American radio music program

Art Kassel and His Kassels in the Air Orchestra with vocalist Gloria Hart

Campus Revue, NBC Campus Revue, was a radio music program broadcast on NBC in the mid-1930s. It was heard on Friday nights at 10:30 p.m. beginning October 4, 1935. Because the show's sponsor was the Elgin National Watch Company, the title was sometimes announced as Elgin Campus Revue.

==Mills Brothers==
The featured performers were the Mills Brothers, the first African-Americans to have a network show on radio. Writing about "Sepia singers and musicians" in the California Eagle (November 25, 1935), Charles Isaac Bowen commented:
At the present time there is only one Negro group on big time, that is a regular network commercial program and they are the Mills Brothers, the mainstays of the Elgin Watch company. They air out in the Campus Revue coming from Chicago over NBC each Friday night. The boys were signed for a quarter-year contract which has yet another month to go.

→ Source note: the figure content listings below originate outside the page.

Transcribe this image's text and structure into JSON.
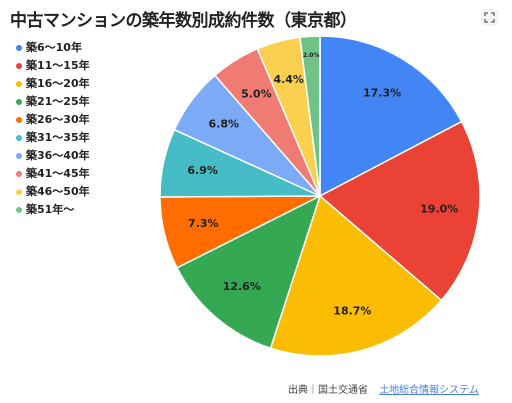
{
  "chart_data": {
    "type": "pie",
    "title": "中古マンションの築年数別成約件数（東京都）",
    "categories": [
      "築6～10年",
      "築11～15年",
      "築16～20年",
      "築21～25年",
      "築26～30年",
      "築31～35年",
      "築36～40年",
      "築41～45年",
      "築46～50年",
      "築51年～"
    ],
    "values": [
      17.3,
      19.0,
      18.7,
      12.6,
      7.3,
      6.9,
      6.8,
      5.0,
      4.4,
      2.0
    ],
    "labels": [
      "17.3%",
      "19.0%",
      "18.7%",
      "12.6%",
      "7.3%",
      "6.9%",
      "6.8%",
      "5.0%",
      "4.4%",
      "2.0%"
    ],
    "colors": [
      "#4285f4",
      "#ea4335",
      "#fbbc04",
      "#34a853",
      "#ff6d01",
      "#46bdc6",
      "#7baaf7",
      "#f07b72",
      "#fcd04f",
      "#71c287"
    ],
    "legend_position": "left"
  },
  "footer": {
    "source_label": "出典｜国土交通省",
    "source_link": "土地総合情報システム"
  },
  "icons": {
    "expand": "expand-icon"
  }
}
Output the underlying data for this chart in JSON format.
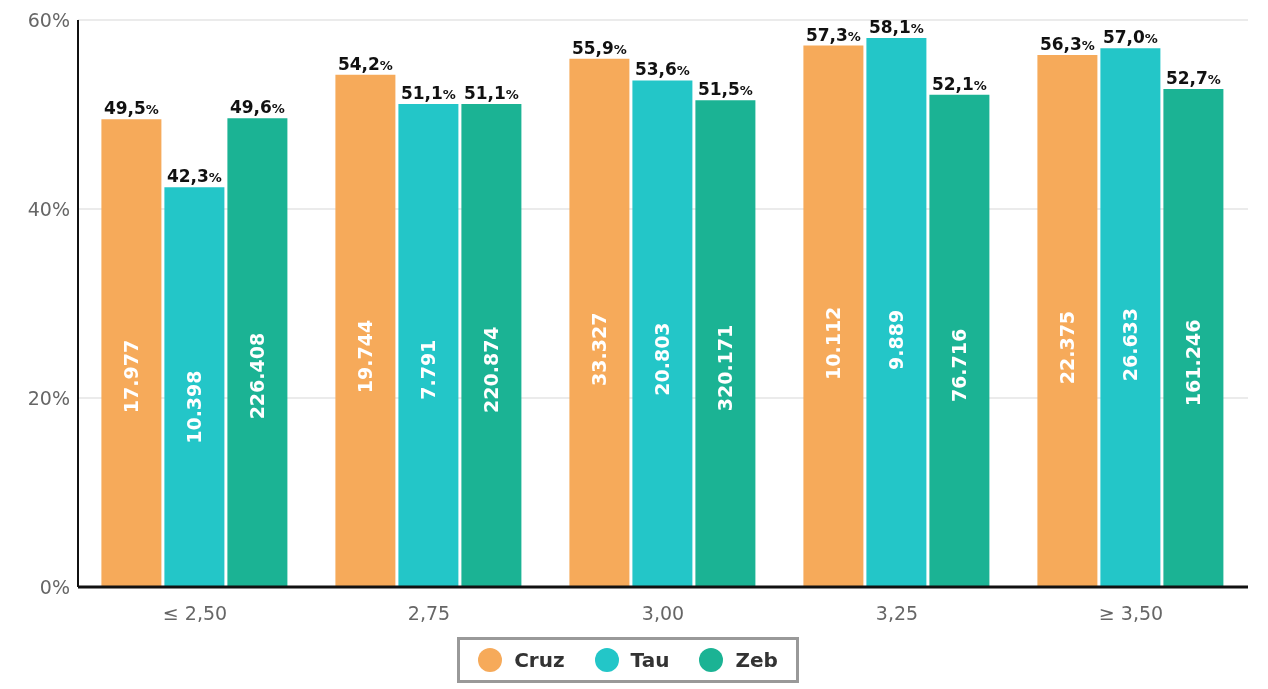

With the illness of John Mills Jr., the oldest of the four brothers, his father, John Mills Sr., stepped in as a substitute beginning with the premiere program. Vocalist Grace Dunn also appeared on Campus Revue, along with Art Kassel and his Kassels in the Air Orchestra. NBC sports commentator Hal Totten was the announcer.

On their second show, the Mills Brothers sang "Limehouse Blues", "Moanin'" and "What's the Reason?"